When you imagine walking into a museum gallery what do you see? Paintings on the wall and a hushed quiet filling the room? A group of school children sitting on the floor engaged in animated conversation with their teacher? College students deep in thought as they sketch the works before them?
On any given day, you can see any one of these scenes here at the Dallas Museum of Art. We’ve shared many ideas on the blog about how to create a family visit that is more than just a “drive-by” race through the galleries (click here, or here), and I thought today I’d share some ideas on using sketching as a way to help your children “see” with their eyes and their hands.
Sketching in the galleries is an easy, no-fuss activity—all you need is paper and pencil, and you don’t need to do a lot of legwork to make it happen. Just stuff a notebook and a pencil case in your bag, and you are ready to go! And even better, all ages can sketch. From scribblers to experienced draftsmen, everyone can do something when it comes sketching. (And I say this as a self-proclaimed non draw-er!) The goal isn’t to produce an exact replica of the work of art before you.
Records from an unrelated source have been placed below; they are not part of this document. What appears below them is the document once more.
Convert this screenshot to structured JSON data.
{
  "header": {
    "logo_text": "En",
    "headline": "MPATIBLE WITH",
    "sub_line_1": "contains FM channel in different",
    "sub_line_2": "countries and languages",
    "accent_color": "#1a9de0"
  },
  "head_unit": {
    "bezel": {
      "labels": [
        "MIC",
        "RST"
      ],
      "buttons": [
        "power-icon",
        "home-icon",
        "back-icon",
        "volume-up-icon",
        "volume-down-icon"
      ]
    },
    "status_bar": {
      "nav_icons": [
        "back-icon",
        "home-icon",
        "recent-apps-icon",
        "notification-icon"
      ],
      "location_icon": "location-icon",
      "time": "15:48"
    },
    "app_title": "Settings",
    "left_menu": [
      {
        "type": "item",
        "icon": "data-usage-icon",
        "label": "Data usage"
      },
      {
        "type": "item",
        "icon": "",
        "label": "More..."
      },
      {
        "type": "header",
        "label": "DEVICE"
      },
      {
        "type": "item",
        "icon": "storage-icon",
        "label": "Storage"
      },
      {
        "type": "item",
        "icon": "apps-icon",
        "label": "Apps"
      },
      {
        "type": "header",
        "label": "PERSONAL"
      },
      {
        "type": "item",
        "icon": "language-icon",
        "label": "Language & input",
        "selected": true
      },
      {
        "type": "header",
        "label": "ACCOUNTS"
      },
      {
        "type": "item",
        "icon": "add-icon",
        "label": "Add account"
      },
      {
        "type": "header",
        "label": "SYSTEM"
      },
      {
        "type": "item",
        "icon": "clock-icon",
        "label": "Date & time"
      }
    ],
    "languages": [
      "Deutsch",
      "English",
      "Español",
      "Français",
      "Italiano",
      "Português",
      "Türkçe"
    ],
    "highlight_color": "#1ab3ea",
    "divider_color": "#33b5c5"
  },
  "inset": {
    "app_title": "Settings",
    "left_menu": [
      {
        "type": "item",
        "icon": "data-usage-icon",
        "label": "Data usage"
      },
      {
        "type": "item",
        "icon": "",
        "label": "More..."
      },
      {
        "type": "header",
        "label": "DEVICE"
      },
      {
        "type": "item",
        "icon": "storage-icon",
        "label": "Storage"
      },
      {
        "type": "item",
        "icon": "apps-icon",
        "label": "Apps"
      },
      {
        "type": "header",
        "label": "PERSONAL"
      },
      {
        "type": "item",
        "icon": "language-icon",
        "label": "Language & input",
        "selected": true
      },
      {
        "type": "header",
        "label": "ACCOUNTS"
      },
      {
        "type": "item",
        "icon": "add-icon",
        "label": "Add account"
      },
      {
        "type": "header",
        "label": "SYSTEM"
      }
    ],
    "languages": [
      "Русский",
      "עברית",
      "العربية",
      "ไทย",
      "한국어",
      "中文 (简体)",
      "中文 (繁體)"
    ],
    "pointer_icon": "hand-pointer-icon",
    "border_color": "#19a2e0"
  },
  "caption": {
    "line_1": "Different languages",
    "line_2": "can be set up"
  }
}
Rather, through the act of sketching, you’ll notice details you didn’t see before, experience somewhat of the process the artist might have experienced, gain a hands-on understanding of how the parts of the artwork relate to the whole, and get new ideas for your own art-making. With the drawing games below, sketching in the galleries can even be a way to create fun family memories.
- Pictionary: Choose a work of art and have your child turn her back to the piece. Describe the work of art so that your child can sketch what she imagines the piece to look like based on your description. When she is ready, look at her sketch alongside the word of art. What is similar? What is different? Trade places and play again.
- From Many Angles: Have your child choose a work of art to sketch from several different angles. What does he notice from different viewpoints? Seeing with new eyes is an important skill, not just in looking at art, but in understanding life situations and learning to see others’ point of view.
- Half and Half: Have each family member choose a work of art to sketch. When everyone is at a good stopping point, tear your sketches in half and trade one half with another family member. Now start a new creation, incorporating the two drawings into one.
- Crazy Sketchbooks: Make a homemade sketch book out of different types of paper. Staple together lined writing paper, scraps of old maps, graph paper, watercolor paper, wrapping paper, paper grocery sacks, transfer paper, scrapbook paper, and so on. How does drawing on each type of surface feel differently? Which do you prefer?
Spring break is coming up soon, and the DMA will be a perfect getaway for the day. Bring your paper and pencils and try out some of our “sketch-y” ideas!